If we don't want to just follow our passion, how can we make sure we're still finding purpose - and paying the bills?

Before we can pursue success and feel fulfill by success, we need to start by ignoring everyone else and their ideas of what success should look like.  The bottom line is this: you can’t be insatiably hungry for someone else’s goals. That way lies comparison, unhappiness, and guilt. So, let’s stop running everyone else’s race, and mark and run our own.  

We all need four things in order to feel like we have purpose, and that our work matters, and that we are defining success for ourselves.  And those four things roll up into one very important feeling. First, we need a calling, something that is bigger than ourselves whether it is curing cancer or buying a beach house, it has to speak to our souls.  Second, we need to feel that our daily work has some connection to serving that calling, so that we know why we, in this box, in this division, in this organizational chart matter.  Third, we have to see how our work is making a contribution to the lifestyle we want to live, the career trajectory we want to build, and the values we want to manifest.  Finally, we need to have some amount of control over the connection and contribution that our work gives to our calling.  When we have these things, we are in consonance.

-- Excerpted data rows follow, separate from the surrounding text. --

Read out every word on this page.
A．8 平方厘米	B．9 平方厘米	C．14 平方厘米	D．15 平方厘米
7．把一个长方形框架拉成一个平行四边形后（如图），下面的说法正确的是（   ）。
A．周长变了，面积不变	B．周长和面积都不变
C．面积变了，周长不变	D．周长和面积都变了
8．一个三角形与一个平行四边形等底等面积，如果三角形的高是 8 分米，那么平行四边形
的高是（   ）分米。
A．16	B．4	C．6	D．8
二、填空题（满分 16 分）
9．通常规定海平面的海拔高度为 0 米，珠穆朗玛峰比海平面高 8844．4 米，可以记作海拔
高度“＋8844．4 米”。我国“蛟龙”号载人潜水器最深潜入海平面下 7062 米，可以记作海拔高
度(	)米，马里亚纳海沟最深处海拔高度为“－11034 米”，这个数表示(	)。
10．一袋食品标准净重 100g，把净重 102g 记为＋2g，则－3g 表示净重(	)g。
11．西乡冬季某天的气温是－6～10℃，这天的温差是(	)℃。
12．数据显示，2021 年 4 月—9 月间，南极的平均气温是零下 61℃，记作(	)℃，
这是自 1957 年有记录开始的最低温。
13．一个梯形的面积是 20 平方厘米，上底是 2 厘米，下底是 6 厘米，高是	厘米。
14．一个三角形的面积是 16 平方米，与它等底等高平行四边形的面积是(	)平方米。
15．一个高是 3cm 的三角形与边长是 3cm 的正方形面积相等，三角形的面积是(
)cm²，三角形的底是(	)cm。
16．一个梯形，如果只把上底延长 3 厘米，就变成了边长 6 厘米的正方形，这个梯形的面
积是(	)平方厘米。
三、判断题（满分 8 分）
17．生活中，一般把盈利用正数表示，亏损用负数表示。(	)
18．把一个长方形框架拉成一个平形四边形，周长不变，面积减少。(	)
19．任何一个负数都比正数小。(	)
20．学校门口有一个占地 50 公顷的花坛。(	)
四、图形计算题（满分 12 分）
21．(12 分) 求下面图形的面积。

We have to all four elements, at least a little, but at every age and every life stage, the amounts of each that you want and need will differ.  For example, as a young idealist working on a political campaign, I was deep into the calling of this candidate whom I revered, but I had no connection because I was 21 years old and fetching coffee all day.  The work contributed nothing to my bank account but everything to my future career prospects. Yet, I had precious little control. And, that was perfect for me then. Now, in mid-life, with aging parents and young kids, I couldn’t possible work in a job that gave me no connection or control, because the sacrifice of time is where my pain points lie more sharply. In order to be in consonance now, I need different levels of each of the elements of calling, connection, contribution, and control than did my younger self.

When we are in consonance, the “what we do” matches the “who we are.”  It gives us alignment and flow, and allows us to be the fullest versions of our holistic selves both at work and at home.  It allows us to find our fundamental state of leadership, so that we can achieve great things on behalf of the people we love and the causes we hold dear.  And, in that, we find both passion and purpose.